Mereka akhirnya menjejakkan kaki di kampung halaman baru, sebanyak 59 pengungsi kulit putih dari Afrika Selatan, yang terbang menggunakan pesawat jet sewaan, tiba di bandar udara Dulles di Washington, Amerika Serikat.

Melalui prosedur kilat, pemerintahan Donald Trump membuka jalur masuk ke AS bagi warga minoritas kulit putih dari Afrika Selatan.
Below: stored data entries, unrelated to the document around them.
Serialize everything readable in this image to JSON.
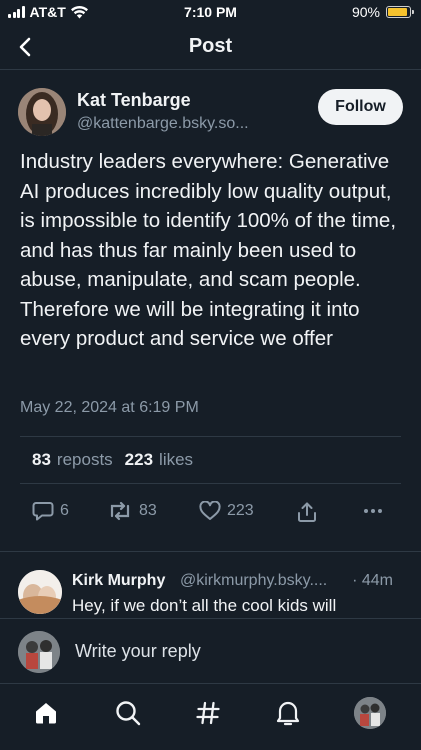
{
  "status_bar": {
    "carrier": "AT&T",
    "time": "7:10 PM",
    "battery_percent": "90%",
    "battery_level": 0.9,
    "battery_color": "#f7c32e"
  },
  "header": {
    "back_icon": "chevron-left-icon",
    "title": "Post"
  },
  "post": {
    "author_name": "Kat Tenbarge",
    "author_handle": "@kattenbarge.bsky.so...",
    "follow_label": "Follow",
    "text": "Industry leaders everywhere: Generative AI produces incredibly low quality output, is impossible to identify 100% of the time, and has thus far mainly been used to abuse, manipulate, and scam people. Therefore we will be integrating it into every product and service we offer",
    "date": "May 22, 2024 at 6:19 PM",
    "stats": {
      "reposts_count": "83",
      "reposts_label": "reposts",
      "likes_count": "223",
      "likes_label": "likes"
    },
    "actions": {
      "reply_count": "6",
      "repost_count": "83",
      "like_count": "223"
    }
  },
  "reply": {
    "author_name": "Kirk Murphy",
    "author_handle": "@kirkmurphy.bsky....",
    "time": "· 44m",
    "text": "Hey, if we don’t all the cool kids will"
  },
  "composer": {
    "placeholder": "Write your reply"
  },
  "tabbar": {
    "items": [
      "home-icon",
      "search-icon",
      "hashtag-icon",
      "notifications-icon",
      "profile-avatar"
    ]
  },
  "colors": {
    "background": "#161e27",
    "text": "#f1f3f5",
    "muted": "#8c9aa8",
    "divider": "#2e3944"
  }
}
Pada Februari lalu, Presiden Trump mengklaim mereka merupakan korban kebijakan yang "berorientasi rasial."

SCROLL TO CONTINUE WITH CONTENT

Kebohongan tentang "genosida"

Trump merespons undang-undang baru yang ditandatangani Presiden Afrika Selatan Cyril Ramaphosa pada 20 Januari 2025 lalu. Di dalamnya diatur prosedur perampasan lahan pribadi dan skema kompensasinya.
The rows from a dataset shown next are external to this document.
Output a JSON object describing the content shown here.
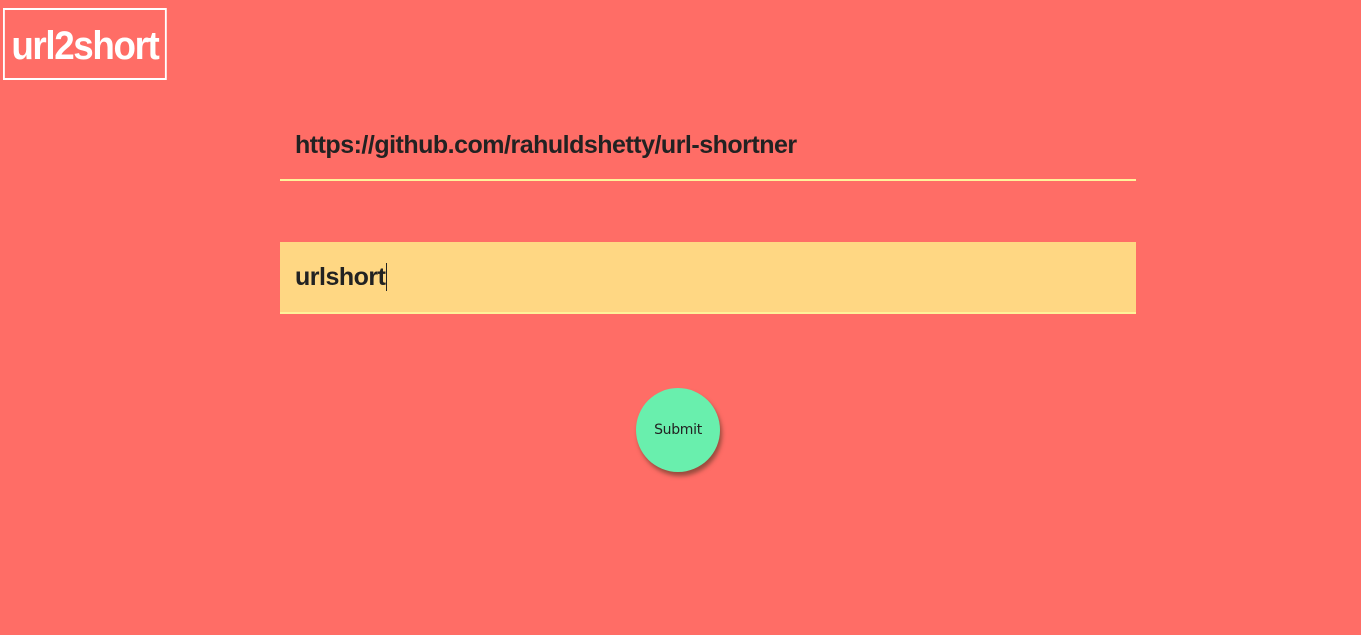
{
  "app": {
    "logo_text": "url2short"
  },
  "form": {
    "url_value": "https://github.com/rahuldshetty/url-shortner",
    "alias_value": "urlshort",
    "submit_label": "Submit"
  },
  "colors": {
    "background": "#ff6d66",
    "alias_field_background": "#ffd783",
    "field_underline": "#fff29a",
    "submit_button": "#69efad",
    "logo_text": "#ffffff"
  }
}
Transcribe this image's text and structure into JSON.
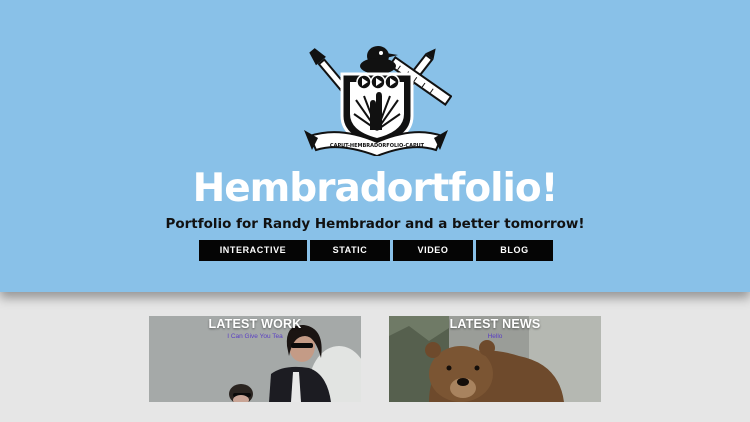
{
  "header": {
    "title": "Hembradortfolio!",
    "tagline": "Portfolio for Randy Hembrador and a better tomorrow!",
    "crest_motto": "CAPUT-HEMBRADORFOLIO-CAPUT"
  },
  "nav": {
    "items": [
      {
        "label": "INTERACTIVE"
      },
      {
        "label": "STATIC"
      },
      {
        "label": "VIDEO"
      },
      {
        "label": "BLOG"
      }
    ]
  },
  "cards": {
    "work": {
      "title": "LATEST WORK",
      "subtitle": "I Can Give You Tea"
    },
    "news": {
      "title": "LATEST NEWS",
      "subtitle": "Hello"
    }
  },
  "colors": {
    "header_bg": "#89c1e8",
    "page_bg": "#e6e6e6",
    "nav_bg": "#050505",
    "title_text": "#ffffff",
    "card_subtitle": "#5a3fc4"
  }
}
"Di sana sedang terjadi genosida," ujar Trump dalam konferensi pers di Gedung Putih pada hari Senin (12/05).

Pernyataannya itu sontak memicu kekhawatiran di Afrika Selatan. Tessa Dooms, sosiolog dan direktur lembaga pemikir Rivonia Circle di Johannesburg, menyebut pemberian status pengungsi kepada warga kulit putih Afrika Selatan sebagai perkembangan yang sangat mengkhawatirkan.
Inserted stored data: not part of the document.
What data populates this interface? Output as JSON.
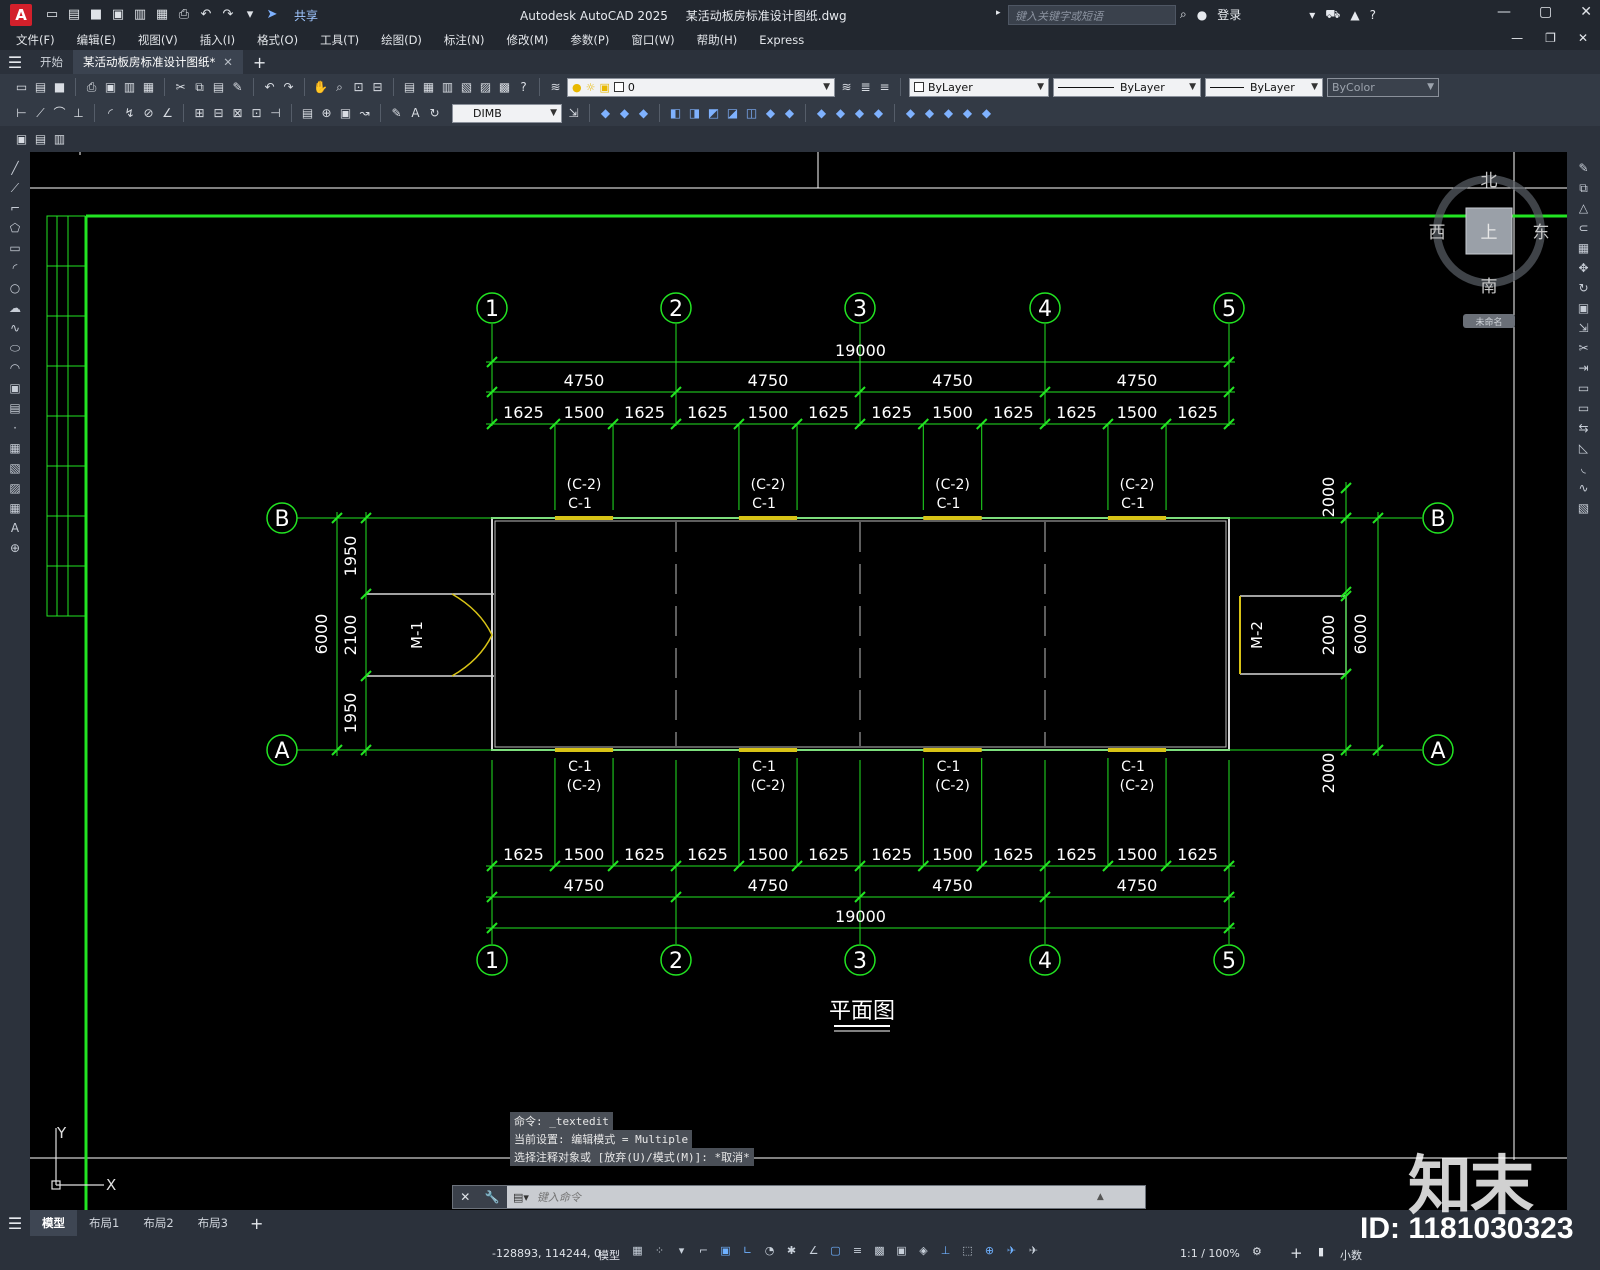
{
  "titlebar": {
    "app_badge": "A",
    "share_label": "共享",
    "app_name": "Autodesk AutoCAD 2025",
    "file_name": "某活动板房标准设计图纸.dwg",
    "search_placeholder": "键入关键字或短语",
    "login_label": "登录"
  },
  "menu": [
    "文件(F)",
    "编辑(E)",
    "视图(V)",
    "插入(I)",
    "格式(O)",
    "工具(T)",
    "绘图(D)",
    "标注(N)",
    "修改(M)",
    "参数(P)",
    "窗口(W)",
    "帮助(H)",
    "Express"
  ],
  "tabs": {
    "start": "开始",
    "doc": "某活动板房标准设计图纸*"
  },
  "properties": {
    "layer": "0",
    "color": "ByLayer",
    "linetype": "ByLayer",
    "lineweight": "ByLayer",
    "plotstyle": "ByColor",
    "dimstyle": "DIMB"
  },
  "viewcube": {
    "north": "北",
    "south": "南",
    "east": "东",
    "west": "西",
    "top": "上",
    "wcs": "未命名"
  },
  "drawing": {
    "title": "平面图",
    "grid_cols": [
      "1",
      "2",
      "3",
      "4",
      "5"
    ],
    "grid_rows": [
      "A",
      "B"
    ],
    "total": "19000",
    "bays": [
      "4750",
      "4750",
      "4750",
      "4750"
    ],
    "sub_dims": [
      "1625",
      "1500",
      "1625"
    ],
    "window_top": [
      "(C-2)",
      "C-1"
    ],
    "window_bottom": [
      "C-1",
      "(C-2)"
    ],
    "doors": [
      "M-1",
      "M-2"
    ],
    "left_dims": [
      "6000",
      "1950",
      "2100",
      "1950"
    ],
    "right_dims": [
      "2000",
      "2000",
      "6000",
      "2000"
    ]
  },
  "ucs": {
    "y": "Y",
    "x": "X"
  },
  "command": {
    "history": [
      "命令: _textedit",
      "当前设置: 编辑模式 = Multiple",
      "选择注释对象或 [放弃(U)/模式(M)]: *取消*"
    ],
    "placeholder": "键入命令"
  },
  "layout_tabs": [
    "模型",
    "布局1",
    "布局2",
    "布局3"
  ],
  "status": {
    "coords": "-128893, 114244, 0",
    "mode": "模型",
    "scale": "1:1 / 100%",
    "units": "小数"
  },
  "watermark": {
    "logo": "知末",
    "id": "ID: 1181030323"
  },
  "colors": {
    "grid_green": "#22e422",
    "bg": "#000000",
    "chrome": "#2b313b",
    "door_yellow": "#d8c316"
  }
}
"Kebijakan ini didasarkan pada kebohongan, narasi palsu, dan propaganda - semuanya fiksi," tegasnya kepada Deutsche Welle (DW).

Menurut Dooms, tidak ada perampasan tanah besar-besaran terhadap warga kulit putih. Narasi tentang "genosida terhadap orang kulit putih" telah lama beredar di komunitas Afrikaaner. Mereka adalah kelompok keturunan imigran Eropa, terutama Belanda, yang kini mewakili sekitar tujuh persen populasi Afrika Selatan. Narasi tersebut mengklaim bahwa para petani kulit putih dibunuh secara sistematis.

"Itu tidak benar," tegas Dooms.

Dia menambahkan, meski Afrika Selatan memiliki tingkat pembunuhan yang tinggi, korban terbanyak tetap berasal dari warga kulit hitam, terutama pria muda. Perempuan kulit hitam bahkan menghadapi risiko pembunuhan yang jauh lebih tinggi dibanding petani kulit putih, terutama akibat kekerasan berbasis gender.

Pemerintah Afrika Selatan bantah tuduhan persekusi

Menteri Hubungan Internasional Afrika Selatan, Ronald Lamola, juga membantah klaim Trump. "Tidak ada persekusi terhadap Afrikaaner kulit putih di Afrika Selatan," tegasnya. Dia merujuk pada berbagai statistik nasional dan laporan kepolisian yang tidak mendukung tuduhan persekusi berdasarkan ras.

Dooms turut menekankan bahwa tidak ada reformasi agraria besar-besaran yang terjadi saat ini, meskipun masyarakat kulit hitam selama berabad-abad telah kehilangan tanah akibat kolonialisme dan apartheid. Hingga hari ini, sekitar 80% lahan pertanian milik swasta masih dikuasai warga kulit putih. Sebagian besar lahan tersebut diperoleh selama era penjajahan dan rezim apartheid.

Namun, Trump dan penasihat dekatnya Elon Musk, yang juga lahir di Afrika Selatan, menggambarkan undang-undang baru itu sebagai upaya distribusi ulang yang tidak adil terhadap warga kulit putih.

Pemerintah di Pretoria menolak keras tudingan tersebut dan menegaskan bahwa undang-undang itu memberikan kerangka hukum untuk pengambilalihan tanah hanya jika diperlukan demi kepentingan umum yang besar - misalnya, pembangunan jalan. Undang-undang serupa, kata mereka, juga ada di banyak negara, termasuk Amerika Serikat.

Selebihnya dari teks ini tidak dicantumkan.